Office 2016 Installation Routine Deleting Older Stand-alone Apps

By Wayne Rash  |  Posted 2016-02-16 Print this article Print
Office App Delections

NEWS ANALYSIS: If your company depends on Microsoft Office applications that are installed separately from the ubiquitous productivity suite, installing Office 2016 will remove them.

I can't say I wasn't warned. I was part way through installing Microsoft Office 2016 on my primary workstation when I got a message that said, "Stop, you should wait to install Office 2016."

The error message went on to say that if I decided to continue anyway, my copy of Microsoft Visio Standard 2013 would be removed. Since I had the original disk from when I purchased the software, I went ahead.

Bad move. It turns out that when Microsoft says that Visio 2013 won't work with Office 2016, it means it won't even have the chance to work. Any attempt to reinstall the software will be thwarted. The fact that you paid for the software is beside the point. You're basically out of luck.

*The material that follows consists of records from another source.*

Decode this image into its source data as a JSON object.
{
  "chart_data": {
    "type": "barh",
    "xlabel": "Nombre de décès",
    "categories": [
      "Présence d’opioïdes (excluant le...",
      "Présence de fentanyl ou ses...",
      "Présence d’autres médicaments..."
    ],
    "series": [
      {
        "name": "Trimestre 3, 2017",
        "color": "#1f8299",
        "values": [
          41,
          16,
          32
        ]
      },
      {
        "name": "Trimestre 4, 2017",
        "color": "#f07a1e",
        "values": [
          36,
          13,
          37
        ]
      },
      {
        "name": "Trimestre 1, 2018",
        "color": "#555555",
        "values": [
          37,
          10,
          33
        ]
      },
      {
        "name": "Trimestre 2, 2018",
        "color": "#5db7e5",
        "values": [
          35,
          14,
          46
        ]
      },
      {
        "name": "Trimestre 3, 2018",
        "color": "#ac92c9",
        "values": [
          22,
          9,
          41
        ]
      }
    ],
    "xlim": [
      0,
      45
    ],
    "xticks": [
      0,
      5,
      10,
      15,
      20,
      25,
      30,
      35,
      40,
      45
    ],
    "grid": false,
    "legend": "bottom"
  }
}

When I went to the Microsoft community forums, which is where Microsoft handles much of its tech support, I discovered that I wasn't alone. Apparently hundreds of people who'd purchased stand-alone Microsoft Office products were affected, and they weren't happy about it.

Furthermore, the problem extended far beyond Visio. Users with Microsoft Project, Publisher, Access, InfoPath and SharePoint Designer were also affected. Likewise, Microsoft customers who purchased Office Apps that are normally part of Office suites but may have been purchased separately, such as Outlook 2013, were also affected.

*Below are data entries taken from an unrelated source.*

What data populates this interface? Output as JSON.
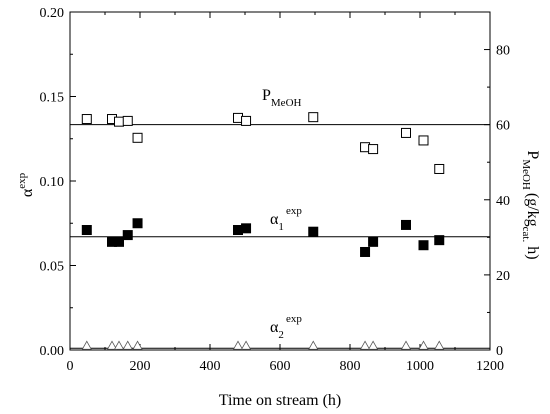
{
  "chart_data": {
    "type": "scatter",
    "xlabel": "Time on stream (h)",
    "ylabel_left": "α",
    "ylabel_left_sup": "exp",
    "ylabel_right": "P",
    "ylabel_right_sub": "MeOH",
    "ylabel_right_unit": "(g/kg",
    "ylabel_right_unit_sub": "cat.",
    "ylabel_right_unit_end": "h)",
    "xlim": [
      0,
      1200
    ],
    "ylim_left": [
      0,
      0.2
    ],
    "ylim_right": [
      0,
      90
    ],
    "x_ticks": [
      "0",
      "200",
      "400",
      "600",
      "800",
      "1000",
      "1200"
    ],
    "y_left_ticks": [
      "0.00",
      "0.05",
      "0.10",
      "0.15",
      "0.20"
    ],
    "y_right_ticks": [
      "0",
      "20",
      "40",
      "60",
      "80"
    ],
    "grid": false,
    "annotations": [
      {
        "main": "P",
        "sub": "MeOH",
        "sup": ""
      },
      {
        "main": "α",
        "sub": "1",
        "sup": "exp"
      },
      {
        "main": "α",
        "sub": "2",
        "sup": "exp"
      }
    ],
    "reference_lines": [
      {
        "axis": "right",
        "y": 60
      },
      {
        "axis": "left",
        "y": 0.067
      },
      {
        "axis": "left",
        "y": 0.001
      }
    ],
    "series": [
      {
        "marker": "open-square",
        "axis": "right",
        "x": [
          48,
          120,
          140,
          165,
          193,
          480,
          503,
          695,
          843,
          866,
          960,
          1010,
          1055
        ],
        "y": [
          61.5,
          61.5,
          60.8,
          61,
          56.5,
          61.8,
          61,
          62,
          54,
          53.5,
          57.8,
          55.8,
          48.2
        ]
      },
      {
        "marker": "filled-square",
        "axis": "left",
        "x": [
          48,
          120,
          140,
          165,
          193,
          480,
          503,
          695,
          843,
          866,
          960,
          1010,
          1055
        ],
        "y": [
          0.071,
          0.064,
          0.064,
          0.068,
          0.075,
          0.071,
          0.072,
          0.07,
          0.058,
          0.064,
          0.074,
          0.062,
          0.065
        ]
      },
      {
        "marker": "open-triangle",
        "axis": "left",
        "x": [
          48,
          120,
          140,
          165,
          193,
          480,
          503,
          695,
          843,
          866,
          960,
          1010,
          1055
        ],
        "y": [
          0.001,
          0.001,
          0.001,
          0.001,
          0.001,
          0.001,
          0.001,
          0.001,
          0.001,
          0.001,
          0.001,
          0.001,
          0.001
        ]
      }
    ]
  }
}
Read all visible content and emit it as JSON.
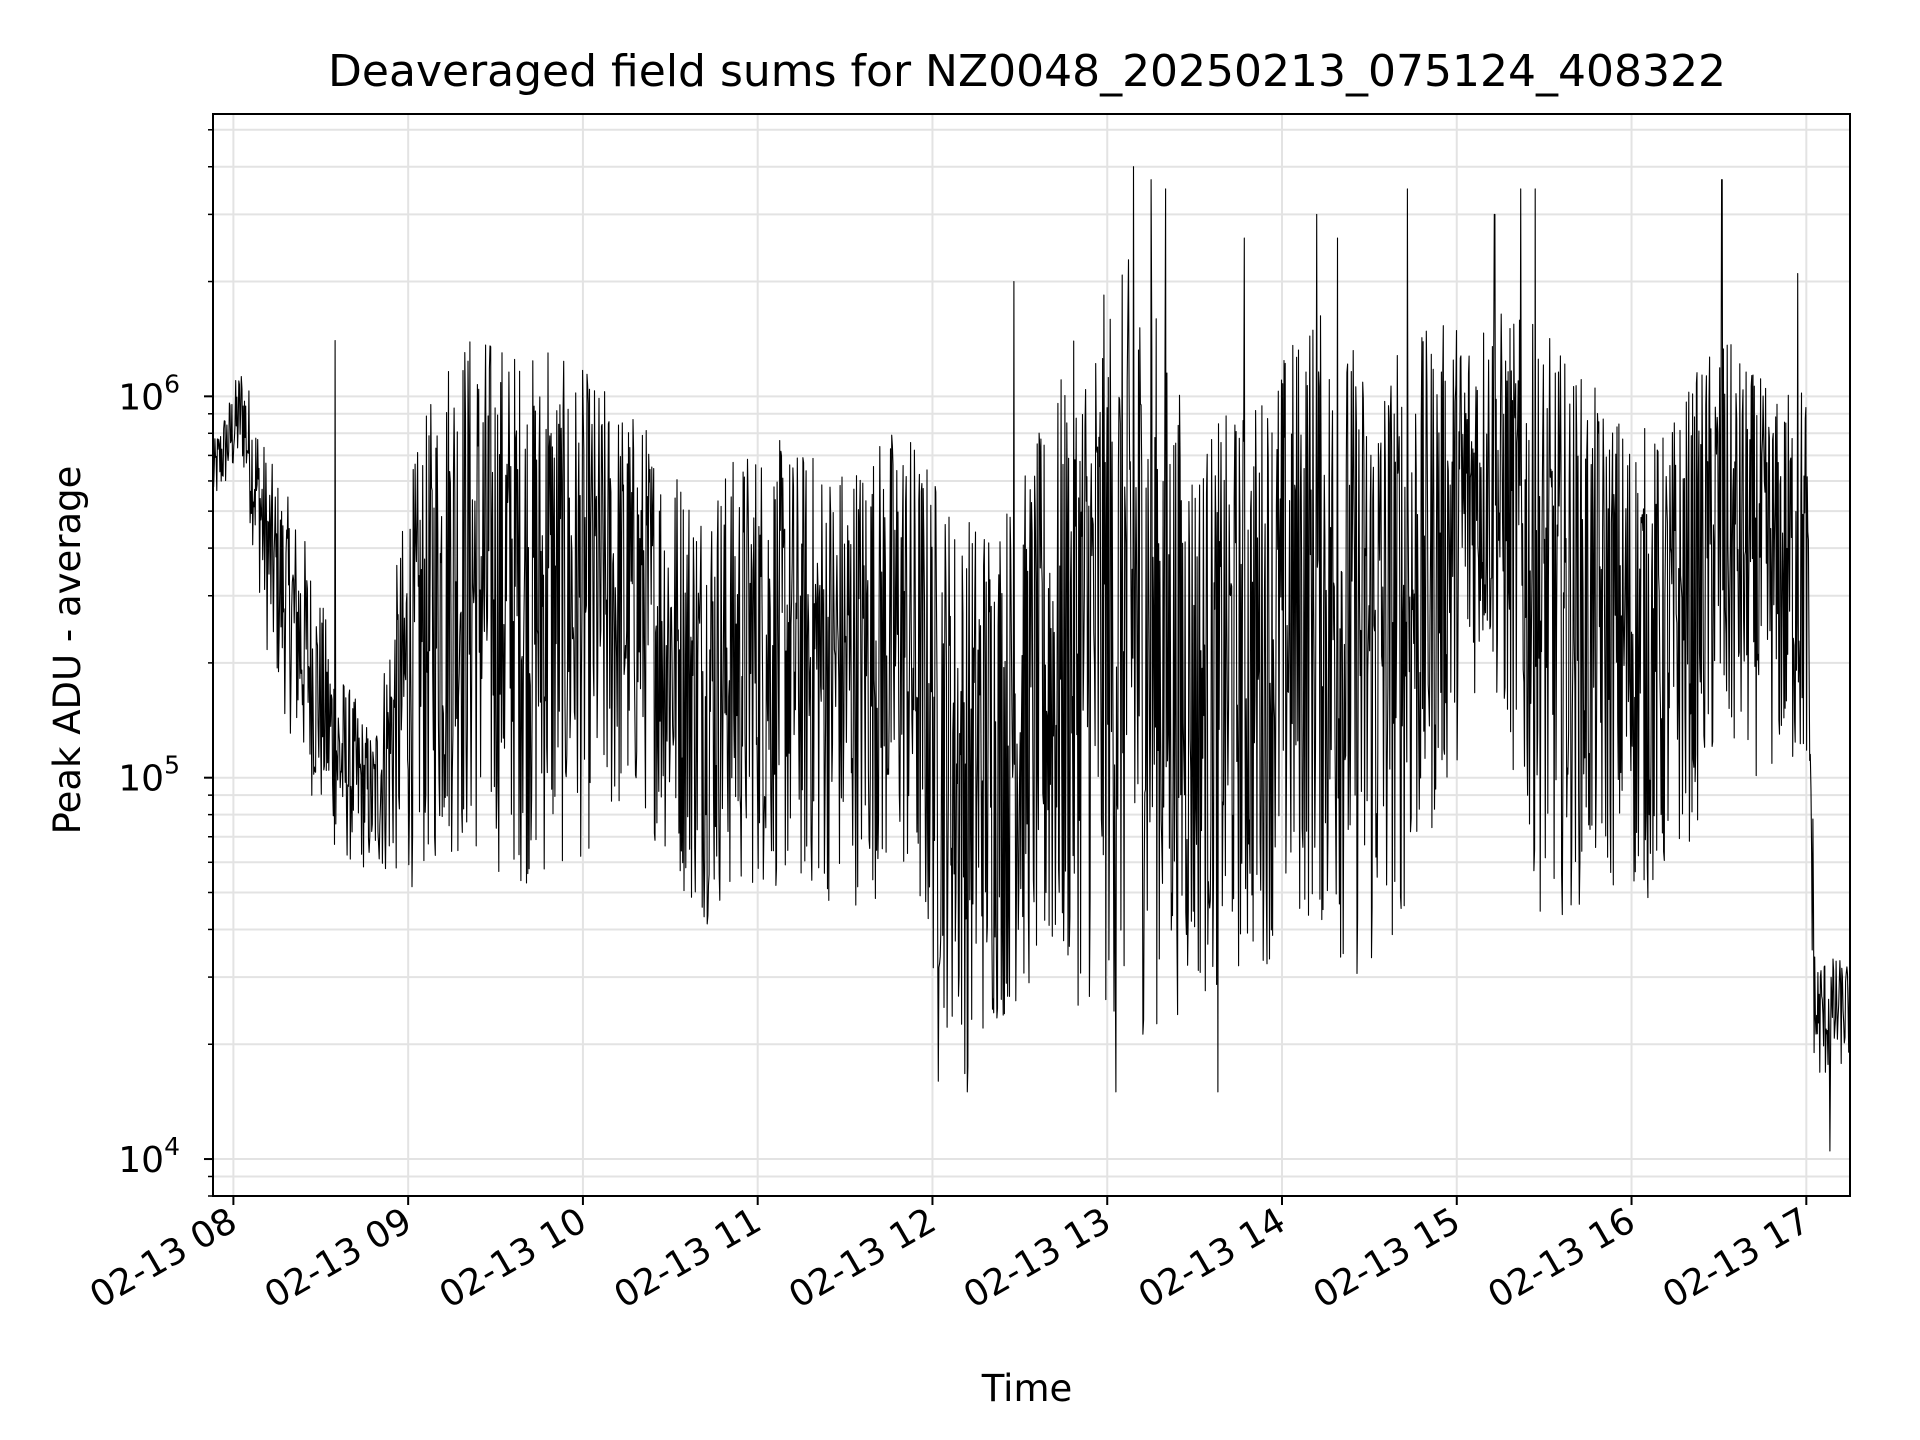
{
  "chart_data": {
    "type": "line",
    "title": "Deaveraged field sums for NZ0048_20250213_075124_408322",
    "xlabel": "Time",
    "ylabel": "Peak ADU - average",
    "yscale": "log",
    "ylim": [
      8000,
      5500000
    ],
    "xlim": [
      "02-13 07:53",
      "02-13 17:15"
    ],
    "grid": true,
    "line_color": "#000000",
    "x_ticks": [
      "02-13 08",
      "02-13 09",
      "02-13 10",
      "02-13 11",
      "02-13 12",
      "02-13 13",
      "02-13 14",
      "02-13 15",
      "02-13 16",
      "02-13 17"
    ],
    "y_ticks": [
      {
        "base": "10",
        "exp": "4",
        "value": 10000
      },
      {
        "base": "10",
        "exp": "5",
        "value": 100000
      },
      {
        "base": "10",
        "exp": "6",
        "value": 1000000
      }
    ],
    "series": [
      {
        "values_note": "",
        "x_start": "02-13 07:53",
        "x_end": "02-13 17:15",
        "envelope": [
          {
            "t": "02-13 07:53",
            "lo": 500000,
            "hi": 750000
          },
          {
            "t": "02-13 08:03",
            "lo": 650000,
            "hi": 1250000
          },
          {
            "t": "02-13 08:12",
            "lo": 200000,
            "hi": 700000
          },
          {
            "t": "02-13 08:24",
            "lo": 100000,
            "hi": 450000
          },
          {
            "t": "02-13 08:36",
            "lo": 60000,
            "hi": 200000
          },
          {
            "t": "02-13 08:48",
            "lo": 55000,
            "hi": 130000
          },
          {
            "t": "02-13 09:00",
            "lo": 50000,
            "hi": 600000
          },
          {
            "t": "02-13 09:15",
            "lo": 60000,
            "hi": 1600000
          },
          {
            "t": "02-13 09:30",
            "lo": 55000,
            "hi": 1500000
          },
          {
            "t": "02-13 09:45",
            "lo": 50000,
            "hi": 1300000
          },
          {
            "t": "02-13 10:00",
            "lo": 60000,
            "hi": 1200000
          },
          {
            "t": "02-13 10:20",
            "lo": 80000,
            "hi": 900000
          },
          {
            "t": "02-13 10:40",
            "lo": 40000,
            "hi": 600000
          },
          {
            "t": "02-13 11:00",
            "lo": 50000,
            "hi": 800000
          },
          {
            "t": "02-13 11:30",
            "lo": 45000,
            "hi": 700000
          },
          {
            "t": "02-13 11:50",
            "lo": 50000,
            "hi": 900000
          },
          {
            "t": "02-13 12:10",
            "lo": 16000,
            "hi": 500000
          },
          {
            "t": "02-13 12:30",
            "lo": 25000,
            "hi": 600000
          },
          {
            "t": "02-13 12:50",
            "lo": 25000,
            "hi": 1500000
          },
          {
            "t": "02-13 13:10",
            "lo": 20000,
            "hi": 2500000
          },
          {
            "t": "02-13 13:30",
            "lo": 25000,
            "hi": 800000
          },
          {
            "t": "02-13 13:50",
            "lo": 30000,
            "hi": 1000000
          },
          {
            "t": "02-13 14:10",
            "lo": 40000,
            "hi": 1800000
          },
          {
            "t": "02-13 14:30",
            "lo": 25000,
            "hi": 1300000
          },
          {
            "t": "02-13 14:50",
            "lo": 60000,
            "hi": 1500000
          },
          {
            "t": "02-13 15:10",
            "lo": 200000,
            "hi": 1800000
          },
          {
            "t": "02-13 15:30",
            "lo": 40000,
            "hi": 1500000
          },
          {
            "t": "02-13 15:50",
            "lo": 50000,
            "hi": 1000000
          },
          {
            "t": "02-13 16:10",
            "lo": 45000,
            "hi": 800000
          },
          {
            "t": "02-13 16:30",
            "lo": 100000,
            "hi": 1500000
          },
          {
            "t": "02-13 16:50",
            "lo": 100000,
            "hi": 1000000
          },
          {
            "t": "02-13 17:00",
            "lo": 90000,
            "hi": 1200000
          },
          {
            "t": "02-13 17:03",
            "lo": 15000,
            "hi": 35000
          },
          {
            "t": "02-13 17:15",
            "lo": 18000,
            "hi": 33000
          }
        ],
        "spikes": [
          {
            "t": "02-13 08:35",
            "v": 1400000
          },
          {
            "t": "02-13 09:48",
            "v": 1300000
          },
          {
            "t": "02-13 12:28",
            "v": 2000000
          },
          {
            "t": "02-13 13:09",
            "v": 4000000
          },
          {
            "t": "02-13 13:15",
            "v": 3700000
          },
          {
            "t": "02-13 13:20",
            "v": 3500000
          },
          {
            "t": "02-13 13:47",
            "v": 2600000
          },
          {
            "t": "02-13 14:12",
            "v": 3000000
          },
          {
            "t": "02-13 14:19",
            "v": 2600000
          },
          {
            "t": "02-13 14:43",
            "v": 3500000
          },
          {
            "t": "02-13 15:13",
            "v": 3000000
          },
          {
            "t": "02-13 15:22",
            "v": 3500000
          },
          {
            "t": "02-13 15:27",
            "v": 3500000
          },
          {
            "t": "02-13 16:31",
            "v": 3700000
          },
          {
            "t": "02-13 16:57",
            "v": 2100000
          },
          {
            "t": "02-13 12:02",
            "v": 16000
          },
          {
            "t": "02-13 12:12",
            "v": 15000
          },
          {
            "t": "02-13 13:03",
            "v": 15000
          },
          {
            "t": "02-13 13:38",
            "v": 15000
          },
          {
            "t": "02-13 17:08",
            "v": 10500
          }
        ]
      }
    ]
  }
}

This problem exists for all upgrades to Office 2016, except for those with Office 365, but only if users wait until prompted to do the upgrade. If you upgrade manually, you're not protected.

In its warning, the Office 2016 install error message states that Microsoft is working on a solution. However, even though Office 2016 has been out for some months, it appears that a solution still eludes the company.

As a result customers have peppered Microsoft support forums with bitter invective. "This is the DUMBEST, STUPIDEST move to make," wrote one user, suggesting that Office 2016 product managers should be sacked. As a result, Microsoft has relented—sort of.

Fortunately, there is salvation, but the road to a fix isn't obvious. Apparently tired of hundreds of messages accusing the Microsoft Office team of everything from illegal acts to larceny, Microsoft responded with a solution.

But I only discovered this after spending some fruitless hours on the relevant forum in the Microsoft community. It finally occurred to me that I have a Microsoft support account that I pay for every year and if there was ever a time that I needed to use it, this was the time.

So I called Microsoft's support folks, referred to my support account, and asked them to help me solve the problem. I ran into a wall. The support representative had no idea what I was talking about.

Next I escalated to the next support level, and then, finally, got in touch with someone on the Office support team who was familiar with the problem.